Friday, September 03, 2010

CENSUS OPINIONS: DR. ALI MAALIM

Kenya Somalis: Population hype



Published 09/03/2010 by  alimaly@gmail.com

Planning Minister, Wycliffe Oparanya and population expert Dr. Lawrence Ikamari of Nairobi University are too naïve to speak to the socio-cultural structures of Northern Kenya Somalis. If that is not the case, then they are deliberately undermining the veracity of the region’s census. The assumption that the current census of North Eastern province is bloated while the previous ones were accurate is unfounded.




On three ontological accounts, the census of North Eastern province has never been nearly accurate; first, census agents often conduct counts in major cities and mid-sized villages. Greater part of Somali population in this region is pastoral and rarely in sedentary structure. On this basis, only a small portion of the population could be reached. Second, head counting family in the Somali norm is not embraced kindly and implicitly implies sinister motive. Third, suspicion embedded in historical marginalization and perpetual discrimination naturally limits census process.  Dr. Ikamari and Oparanya could do justice to the census-2009 by looking beyond the natural population pattern argument espoused in text books. Instead, it would be prudent to take a more in depth analysis of the dramatic population shift. In the last decade, there has been mass sedentarization of the pastoral communities spawning settlements around Garissa, Mandera, Wajir and other small towns.
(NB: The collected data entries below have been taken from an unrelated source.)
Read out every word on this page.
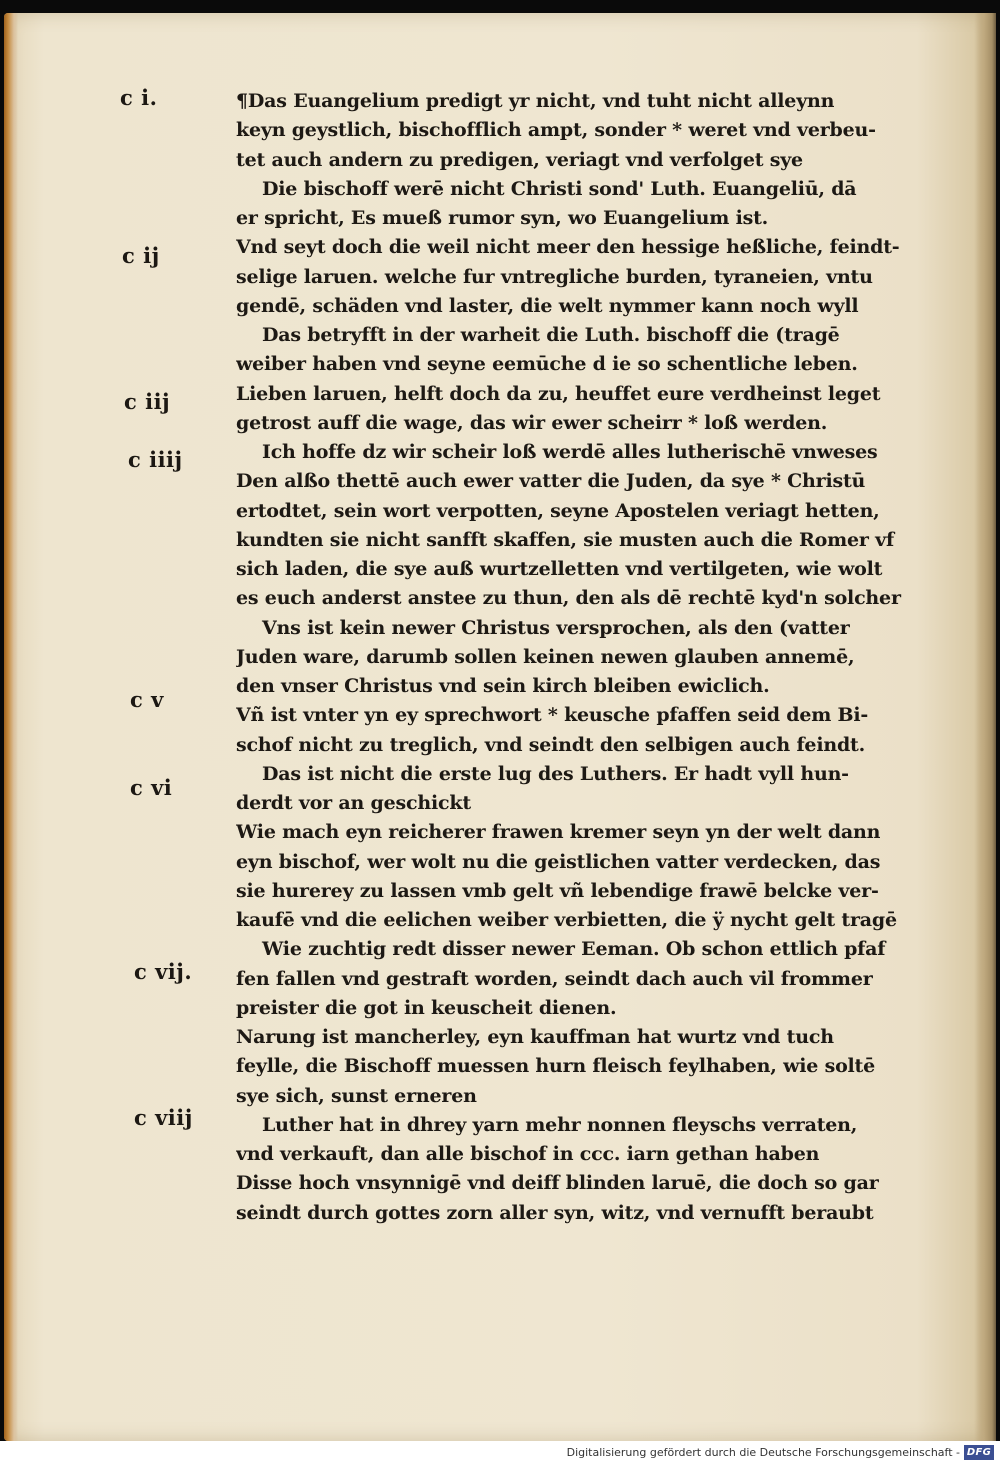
c i.
c ij
c iij
c iiij
c v
c vi
c vij.
c viij
¶Das Euangelium predigt yr nicht, vnd tuht nicht alleynn
keyn geystlich, bischofflich ampt, sonder * weret vnd verbeu-
tet auch andern zu predigen, veriagt vnd verfolget sye
Die bischoff werē nicht Christi sond' Luth. Euangeliū, dā
er spricht, Es mueß rumor syn, wo Euangelium ist.
Vnd seyt doch die weil nicht meer den hessige heßliche, feindt-
selige laruen. welche fur vntregliche burden, tyraneien, vntu
gendē, schäden vnd laster, die welt nymmer kann noch wyll
Das betryfft in der warheit die Luth. bischoff die (tragē
weiber haben vnd seyne eemūche d ie so schentliche leben.
Lieben laruen, helft doch da zu, heuffet eure verdheinst leget
getrost auff die wage, das wir ewer scheirr * loß werden.
Ich hoffe dz wir scheir loß werdē alles lutherischē vnweses
Den alßo thettē auch ewer vatter die Juden, da sye * Christū
ertodtet, sein wort verpotten, seyne Apostelen veriagt hetten,
kundten sie nicht sanfft skaffen, sie musten auch die Romer vf
sich laden, die sye auß wurtzelletten vnd vertilgeten, wie wolt
es euch anderst anstee zu thun, den als dē rechtē kyd'n solcher
Vns ist kein newer Christus versprochen, als den (vatter
Juden ware, darumb sollen keinen newen glauben annemē,
den vnser Christus vnd sein kirch bleiben ewiclich.
Vñ ist vnter yn ey sprechwort * keusche pfaffen seid dem Bi-
schof nicht zu treglich, vnd seindt den selbigen auch feindt.
Das ist nicht die erste lug des Luthers. Er hadt vyll hun-
derdt vor an geschickt
Wie mach eyn reicherer frawen kremer seyn yn der welt dann
eyn bischof, wer wolt nu die geistlichen vatter verdecken, das
sie hurerey zu lassen vmb gelt vñ lebendige frawē belcke ver-
kaufē vnd die eelichen weiber verbietten, die ÿ nycht gelt tragē
Wie zuchtig redt disser newer Eeman. Ob schon ettlich pfaf
fen fallen vnd gestraft worden, seindt dach auch vil frommer
preister die got in keuscheit dienen.
Narung ist mancherley, eyn kauffman hat wurtz vnd tuch
feylle, die Bischoff muessen hurn fleisch feylhaben, wie soltē
sye sich, sunst erneren
Luther hat in dhrey yarn mehr nonnen fleyschs verraten,
vnd verkauft, dan alle bischof in ccc. iarn gethan haben
Disse hoch vnsynnigē vnd deiff blinden laruē, die doch so gar
seindt durch gottes zorn aller syn, witz, vnd vernufft beraubt
Digitalisierung gefördert durch die Deutsche Forschungsgemeinschaft - DFG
El-Nino rains, La-Nina and subsequent draughts left widespread bankruptcy in livestock. Hundreds of thousands camel, cattle, goat and sheep perished leaving legions of pastoral communities destitute. These communities were left with no option but sedentary lifestyle. The upsurge in population around existing towns and villages were not captured by the census-1999 as the settlements were gradual throughout the last decade. That means the enumerators were able to reach more of the population this time than they were able to do in the past. The recent counts that is now touted as bloated is more likely a fair representation of the population. Numbers recently quoted by the Interim Electoral Commission of Kenya (IIECK) show stark similarity to those shown in the census 2009.

According to the Interim Independent Electoral Commission the region has 232,099 registered voters which represent 10 per cent of the total population. This numbers extrapolated to 100th percentile means the regions’ population is around 2.3 million, congruent with the result garbaged by the planning minister. The argument by some pundits that high birth rate has contributed to the puzzling numbers is also defunct. Population growth in the Somali community assumes a linear trajectory barring any significant natural disaster or manmade human cleansing. Nothing indicates an upward shift in birth rate between the last few decades as claimed by the government ill-luminaries. On the contrary, at least theoretically, birth rate may have been lowered in the last two decades due to education and awareness around HIV/AIDS in the region.